Originally Posted By: TiredTrucker
But there are many studies that show for every 1 BTU of energy to produce ethanol, from corn planting, fertilizer, harvest, transportation, ethanol production, etc... there is a net 1.34 BTU energy output from ethanol, for a 34% gain in BTU output over input.
http://www.transportation.anl.gov/pdfs/AF/265.pdf
True, a gasoline engine on various blends of ethanol will get lower mpg. But that doesn't mean it has a lower cost per mile. My pickup on E85 has a 1-2 cent lower cost per mile on the lower mpg than with even the better mpg I get from regular gas. Ethanol is market traded on the commodity exchanges. The producers have no say in the market price. And ethanol is substantially less cost than gas, so at even the reduced mpg, the cost per mile is less also. At the worse, a break even.

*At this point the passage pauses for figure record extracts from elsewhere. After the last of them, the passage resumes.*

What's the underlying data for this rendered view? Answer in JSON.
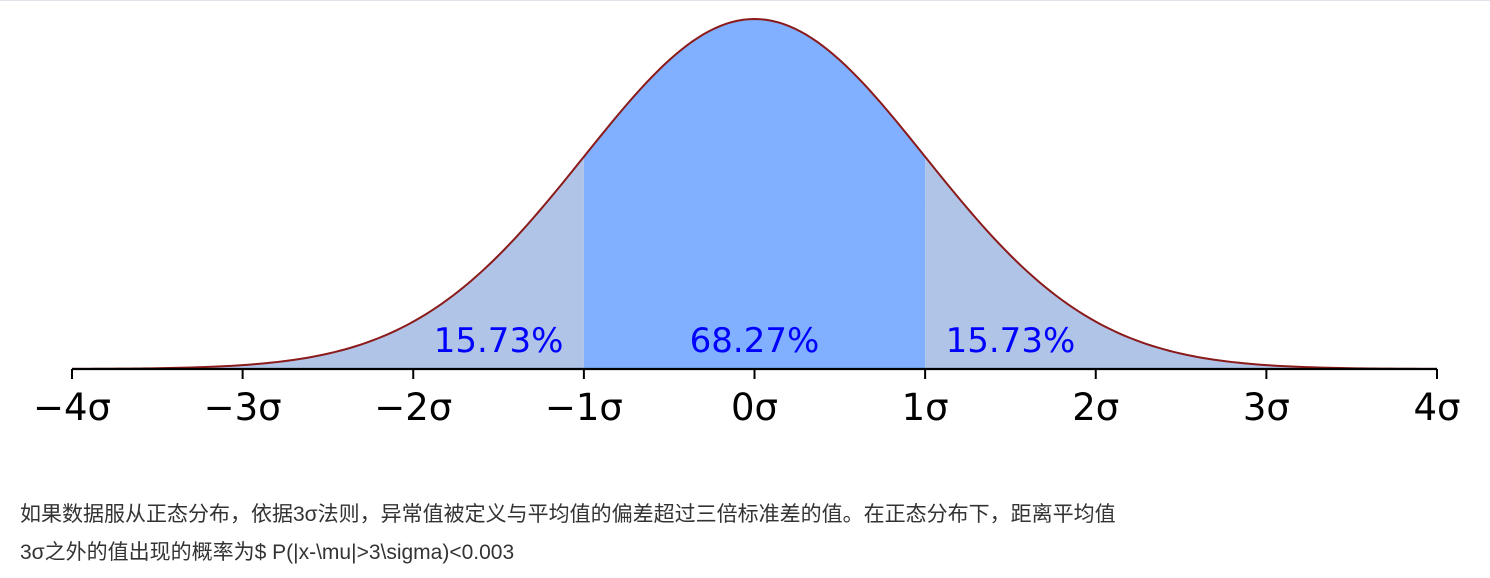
{
  "chart_data": {
    "type": "area",
    "distribution": "normal",
    "x_unit": "σ",
    "xlim": [
      -4,
      4
    ],
    "tick_values": [
      -4,
      -3,
      -2,
      -1,
      0,
      1,
      2,
      3,
      4
    ],
    "tick_labels": [
      "−4σ",
      "−3σ",
      "−2σ",
      "−1σ",
      "0σ",
      "1σ",
      "2σ",
      "3σ",
      "4σ"
    ],
    "regions": [
      {
        "from": -4,
        "to": -1,
        "color": "#b0c4e8"
      },
      {
        "from": -1,
        "to": 1,
        "color": "#80b0ff",
        "label": "68.27%"
      },
      {
        "from": 1,
        "to": 4,
        "color": "#b0c4e8"
      }
    ],
    "annotations": [
      {
        "text": "15.73%",
        "x": -1.5
      },
      {
        "text": "68.27%",
        "x": 0
      },
      {
        "text": "15.73%",
        "x": 1.5
      }
    ],
    "curve_color": "#8b1a1a",
    "annotation_color": "#0000ff"
  },
  "caption": {
    "line1": "如果数据服从正态分布，依据3σ法则，异常值被定义与平均值的偏差超过三倍标准差的值。在正态分布下，距离平均值",
    "line2": "3σ之外的值出现的概率为$ P(|x-\\mu|>3\\sigma)<0.003"
  }
}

And on engines that are primarily design around E85 compared to flex fuel motors that are just gas motors that can run E85, the results are striking. Ricardo has a 3.2L V6 EBDI E85 motor that puts out the same power and fuel economy of a 6.6L diesel, but it uses E85. Cummins has a 2.8L E85 motor that outperforms a 5.7L Hemi in both power and fuel economy.

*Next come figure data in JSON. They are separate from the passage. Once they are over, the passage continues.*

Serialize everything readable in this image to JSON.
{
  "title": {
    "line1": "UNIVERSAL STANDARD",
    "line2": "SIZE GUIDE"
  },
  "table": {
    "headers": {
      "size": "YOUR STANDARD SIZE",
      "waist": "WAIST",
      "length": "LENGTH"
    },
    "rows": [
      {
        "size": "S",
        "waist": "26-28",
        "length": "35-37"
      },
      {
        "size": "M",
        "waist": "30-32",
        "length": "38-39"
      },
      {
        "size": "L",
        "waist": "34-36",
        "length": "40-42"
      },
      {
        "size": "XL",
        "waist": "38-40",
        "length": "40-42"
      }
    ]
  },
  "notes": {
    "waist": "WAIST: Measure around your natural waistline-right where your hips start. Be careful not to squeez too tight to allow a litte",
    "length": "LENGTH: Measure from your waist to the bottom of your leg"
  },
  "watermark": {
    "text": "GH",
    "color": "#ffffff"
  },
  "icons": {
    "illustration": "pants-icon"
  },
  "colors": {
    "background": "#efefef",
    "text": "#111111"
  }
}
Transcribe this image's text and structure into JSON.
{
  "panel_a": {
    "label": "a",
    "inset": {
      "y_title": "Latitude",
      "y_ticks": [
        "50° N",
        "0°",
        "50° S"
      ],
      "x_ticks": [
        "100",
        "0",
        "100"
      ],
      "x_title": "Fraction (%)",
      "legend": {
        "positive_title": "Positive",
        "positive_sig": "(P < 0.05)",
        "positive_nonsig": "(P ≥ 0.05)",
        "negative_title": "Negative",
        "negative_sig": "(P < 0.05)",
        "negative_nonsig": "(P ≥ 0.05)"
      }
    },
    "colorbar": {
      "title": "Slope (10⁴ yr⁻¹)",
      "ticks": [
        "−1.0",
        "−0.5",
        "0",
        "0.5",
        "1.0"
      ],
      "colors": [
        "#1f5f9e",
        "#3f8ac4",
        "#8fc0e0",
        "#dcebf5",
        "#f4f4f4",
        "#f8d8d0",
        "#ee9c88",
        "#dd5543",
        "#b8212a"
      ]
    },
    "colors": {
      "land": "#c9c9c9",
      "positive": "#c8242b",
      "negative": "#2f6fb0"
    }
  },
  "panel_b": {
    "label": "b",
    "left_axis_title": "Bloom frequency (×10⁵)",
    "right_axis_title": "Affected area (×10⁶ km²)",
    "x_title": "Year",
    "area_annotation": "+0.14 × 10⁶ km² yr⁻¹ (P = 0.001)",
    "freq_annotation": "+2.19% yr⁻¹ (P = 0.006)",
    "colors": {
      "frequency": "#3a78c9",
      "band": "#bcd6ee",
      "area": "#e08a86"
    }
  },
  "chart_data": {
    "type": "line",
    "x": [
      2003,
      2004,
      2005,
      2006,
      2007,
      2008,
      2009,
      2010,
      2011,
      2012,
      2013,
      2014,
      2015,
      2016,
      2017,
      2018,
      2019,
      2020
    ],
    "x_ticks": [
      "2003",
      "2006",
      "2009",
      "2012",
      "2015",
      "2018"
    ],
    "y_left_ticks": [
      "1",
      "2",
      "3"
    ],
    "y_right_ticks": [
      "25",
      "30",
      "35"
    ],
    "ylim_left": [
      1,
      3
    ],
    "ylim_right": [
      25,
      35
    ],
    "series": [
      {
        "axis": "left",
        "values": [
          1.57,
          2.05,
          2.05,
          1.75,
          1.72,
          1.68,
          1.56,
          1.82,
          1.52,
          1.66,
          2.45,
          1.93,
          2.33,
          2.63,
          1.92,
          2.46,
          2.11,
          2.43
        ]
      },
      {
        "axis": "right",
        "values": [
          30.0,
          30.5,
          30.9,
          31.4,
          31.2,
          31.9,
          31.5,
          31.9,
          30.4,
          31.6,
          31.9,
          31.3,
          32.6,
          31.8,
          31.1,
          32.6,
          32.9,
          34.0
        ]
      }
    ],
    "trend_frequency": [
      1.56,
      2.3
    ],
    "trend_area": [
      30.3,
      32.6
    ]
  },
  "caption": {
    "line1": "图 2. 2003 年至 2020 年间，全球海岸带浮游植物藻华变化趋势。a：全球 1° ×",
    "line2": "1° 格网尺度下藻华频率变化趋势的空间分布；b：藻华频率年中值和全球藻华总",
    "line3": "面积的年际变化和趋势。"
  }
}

And I am not averse to using farmland to fuel vehicles. That is way better than using sacrificed lives of military men and women to fuel them, as we did with the gulf wars. The last Iraqi adventure cost us $14 Billion a month. Ethanol subsidies, before they were eliminated at the end of 2011, capped out at no more than $13 billion a year. And not one military member lost their life or was seriously wounded protecting a corn field. Those that run around claiming they support the troops should be all over ethanol use. And that is where the rubber meets the road... as a Viet vet, I always measure a person's statement of supporting the troops in how that actually plays out in what they do on a daily basis and how they vote. Talk is cheap.
Facts aren't. "In 2011 the USDA began to allow blender pump subsidies to replace the ethanol subsidies which expired in 2011." The administration 2015 budget has MORE of these subsidies included. A neat little sidestep around Congress. Nice try.